If a task fails it can notify you; and if you "miss" a run it can backfill it provided your toolchain understands the concept of time. Very useful for hourly/daily feeds that, if you miss one, the system can go back and retry it just for the slots it missed.

Comes with a nice UI, too.

1 comments

I’m glancing at the documentation, and came across this line:

“Airflow is not a data streaming solution. Tasks do not move data from one to the other (though tasks can exchange metadata!)“

Many of our tools take on the order of 5-200gb of data and do either some transformation (which gets passed along to the next tool; similar size, possibly after another automated validation step) and/or validation (whereby this particular branch of workflow ceases).
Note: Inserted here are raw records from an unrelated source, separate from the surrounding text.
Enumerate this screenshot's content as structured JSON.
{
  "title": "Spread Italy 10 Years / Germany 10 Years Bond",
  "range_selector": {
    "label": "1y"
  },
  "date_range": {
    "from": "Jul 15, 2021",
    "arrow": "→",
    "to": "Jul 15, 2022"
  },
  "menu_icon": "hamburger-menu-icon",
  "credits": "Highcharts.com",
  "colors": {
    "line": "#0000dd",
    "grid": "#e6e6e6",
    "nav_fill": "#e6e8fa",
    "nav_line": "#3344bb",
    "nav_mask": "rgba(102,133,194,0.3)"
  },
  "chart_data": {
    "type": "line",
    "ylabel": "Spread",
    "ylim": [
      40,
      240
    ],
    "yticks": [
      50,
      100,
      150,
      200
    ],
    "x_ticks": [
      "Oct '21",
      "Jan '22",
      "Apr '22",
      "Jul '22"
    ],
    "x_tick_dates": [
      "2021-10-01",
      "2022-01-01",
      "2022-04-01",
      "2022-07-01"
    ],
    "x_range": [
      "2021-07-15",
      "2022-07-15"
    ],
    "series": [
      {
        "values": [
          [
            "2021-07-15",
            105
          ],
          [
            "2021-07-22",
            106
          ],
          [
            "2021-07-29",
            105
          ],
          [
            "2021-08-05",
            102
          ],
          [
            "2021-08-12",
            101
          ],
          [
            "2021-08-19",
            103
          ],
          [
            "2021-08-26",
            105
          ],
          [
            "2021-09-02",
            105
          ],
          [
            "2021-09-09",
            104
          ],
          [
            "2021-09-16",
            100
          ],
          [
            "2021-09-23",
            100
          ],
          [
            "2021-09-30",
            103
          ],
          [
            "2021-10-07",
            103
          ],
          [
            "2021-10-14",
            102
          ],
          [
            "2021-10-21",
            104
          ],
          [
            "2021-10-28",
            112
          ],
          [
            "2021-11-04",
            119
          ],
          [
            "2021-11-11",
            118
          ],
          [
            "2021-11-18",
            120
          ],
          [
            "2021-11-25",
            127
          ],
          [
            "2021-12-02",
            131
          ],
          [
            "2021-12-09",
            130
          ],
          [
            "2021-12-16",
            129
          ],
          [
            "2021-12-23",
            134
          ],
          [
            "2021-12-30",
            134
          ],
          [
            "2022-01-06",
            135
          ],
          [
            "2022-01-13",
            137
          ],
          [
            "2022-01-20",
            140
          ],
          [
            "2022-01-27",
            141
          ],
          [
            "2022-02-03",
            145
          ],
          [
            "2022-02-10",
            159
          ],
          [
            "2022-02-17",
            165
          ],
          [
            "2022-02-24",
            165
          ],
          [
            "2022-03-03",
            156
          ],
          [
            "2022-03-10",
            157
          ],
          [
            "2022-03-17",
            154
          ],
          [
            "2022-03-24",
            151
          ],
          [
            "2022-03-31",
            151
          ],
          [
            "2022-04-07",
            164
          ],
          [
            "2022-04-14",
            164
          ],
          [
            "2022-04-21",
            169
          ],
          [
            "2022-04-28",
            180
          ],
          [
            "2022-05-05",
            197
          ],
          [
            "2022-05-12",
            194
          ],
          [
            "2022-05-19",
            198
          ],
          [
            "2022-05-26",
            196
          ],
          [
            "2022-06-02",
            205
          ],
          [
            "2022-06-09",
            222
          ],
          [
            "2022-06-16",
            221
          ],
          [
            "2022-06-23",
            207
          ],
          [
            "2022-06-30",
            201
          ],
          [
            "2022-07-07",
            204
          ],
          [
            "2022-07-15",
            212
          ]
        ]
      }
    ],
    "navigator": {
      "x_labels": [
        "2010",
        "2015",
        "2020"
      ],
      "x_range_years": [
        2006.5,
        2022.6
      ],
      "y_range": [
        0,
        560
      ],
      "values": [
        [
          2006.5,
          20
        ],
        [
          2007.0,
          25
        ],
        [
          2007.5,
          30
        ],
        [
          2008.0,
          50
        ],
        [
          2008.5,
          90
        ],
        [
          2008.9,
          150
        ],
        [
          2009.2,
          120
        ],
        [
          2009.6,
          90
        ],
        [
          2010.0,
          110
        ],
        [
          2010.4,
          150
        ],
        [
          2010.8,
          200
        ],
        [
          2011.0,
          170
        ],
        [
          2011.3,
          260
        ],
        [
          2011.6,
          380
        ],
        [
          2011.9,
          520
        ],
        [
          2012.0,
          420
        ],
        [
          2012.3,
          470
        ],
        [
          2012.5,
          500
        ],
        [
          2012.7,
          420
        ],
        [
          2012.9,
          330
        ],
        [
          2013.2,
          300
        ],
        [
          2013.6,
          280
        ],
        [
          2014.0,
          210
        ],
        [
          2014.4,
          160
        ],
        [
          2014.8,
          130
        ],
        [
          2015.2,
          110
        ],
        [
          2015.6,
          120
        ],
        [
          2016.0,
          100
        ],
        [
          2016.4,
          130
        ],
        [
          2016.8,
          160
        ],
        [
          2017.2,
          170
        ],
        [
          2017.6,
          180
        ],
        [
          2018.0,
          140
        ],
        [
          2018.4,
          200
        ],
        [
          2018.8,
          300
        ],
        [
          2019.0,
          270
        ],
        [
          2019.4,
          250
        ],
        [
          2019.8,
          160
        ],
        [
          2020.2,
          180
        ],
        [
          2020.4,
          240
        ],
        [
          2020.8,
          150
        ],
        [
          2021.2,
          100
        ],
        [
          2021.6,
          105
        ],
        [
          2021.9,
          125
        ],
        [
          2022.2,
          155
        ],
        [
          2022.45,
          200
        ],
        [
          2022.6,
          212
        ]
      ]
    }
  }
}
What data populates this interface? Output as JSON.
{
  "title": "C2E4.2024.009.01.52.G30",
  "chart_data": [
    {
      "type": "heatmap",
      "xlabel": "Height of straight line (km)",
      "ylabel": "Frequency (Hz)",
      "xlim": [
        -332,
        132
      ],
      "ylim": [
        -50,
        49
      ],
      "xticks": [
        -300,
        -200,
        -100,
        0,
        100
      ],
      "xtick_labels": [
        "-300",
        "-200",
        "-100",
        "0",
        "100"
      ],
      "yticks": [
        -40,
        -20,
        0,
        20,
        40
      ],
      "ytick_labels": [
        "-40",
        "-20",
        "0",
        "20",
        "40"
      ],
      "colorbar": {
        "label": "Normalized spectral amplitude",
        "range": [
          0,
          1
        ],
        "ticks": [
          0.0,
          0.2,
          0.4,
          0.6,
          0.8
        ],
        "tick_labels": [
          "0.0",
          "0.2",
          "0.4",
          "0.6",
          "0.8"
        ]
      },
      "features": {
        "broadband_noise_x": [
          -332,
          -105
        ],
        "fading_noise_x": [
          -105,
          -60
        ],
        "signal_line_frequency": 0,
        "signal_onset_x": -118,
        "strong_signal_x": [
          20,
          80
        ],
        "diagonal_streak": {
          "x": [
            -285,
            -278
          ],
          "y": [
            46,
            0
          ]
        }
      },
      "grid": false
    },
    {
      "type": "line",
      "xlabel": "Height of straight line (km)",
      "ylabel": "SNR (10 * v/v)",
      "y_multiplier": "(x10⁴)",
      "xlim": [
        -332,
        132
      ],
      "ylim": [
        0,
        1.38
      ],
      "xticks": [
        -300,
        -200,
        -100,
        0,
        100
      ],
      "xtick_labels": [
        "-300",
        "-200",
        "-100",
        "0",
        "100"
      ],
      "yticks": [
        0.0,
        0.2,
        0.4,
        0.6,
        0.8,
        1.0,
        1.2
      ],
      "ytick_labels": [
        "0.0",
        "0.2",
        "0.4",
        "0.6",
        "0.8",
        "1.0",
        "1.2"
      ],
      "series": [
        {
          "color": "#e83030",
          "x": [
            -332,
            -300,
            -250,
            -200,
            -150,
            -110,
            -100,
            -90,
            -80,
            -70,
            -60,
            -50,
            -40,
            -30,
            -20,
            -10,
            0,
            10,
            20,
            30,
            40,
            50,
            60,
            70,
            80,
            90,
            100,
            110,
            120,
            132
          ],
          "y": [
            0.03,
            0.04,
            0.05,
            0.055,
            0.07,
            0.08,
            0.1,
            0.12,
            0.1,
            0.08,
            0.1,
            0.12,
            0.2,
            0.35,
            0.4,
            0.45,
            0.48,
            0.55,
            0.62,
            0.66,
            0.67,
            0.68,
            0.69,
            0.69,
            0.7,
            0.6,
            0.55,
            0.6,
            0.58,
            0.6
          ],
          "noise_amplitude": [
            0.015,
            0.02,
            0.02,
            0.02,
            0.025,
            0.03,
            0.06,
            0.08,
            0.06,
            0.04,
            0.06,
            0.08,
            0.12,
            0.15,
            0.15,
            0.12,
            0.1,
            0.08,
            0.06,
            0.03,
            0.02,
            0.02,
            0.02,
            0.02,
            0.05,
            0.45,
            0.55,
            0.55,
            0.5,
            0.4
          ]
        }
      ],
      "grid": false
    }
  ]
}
The automated modules we have are self-contained; each task in our case is “data + config parameters in, data out”, then use “data out” as “data in” after choosing configuration parameters for the next step.

Would this still be a good usecase — am I misunderstanding what the above quote is about?

Airflow does not do the work itself; you write stuff in Python, so you _could_ make it do it, but it would be the wrong way forward for large volumes of data if time is of the essence. It merely calls out to stuff that does --- such as other tools that do the processing, and so forth.

One example is perhaps a small python script (run by airflow) to pull the files you need to process; pass them to in a downstream task that runs a shell script; which takes its output and in turn does something else entirely.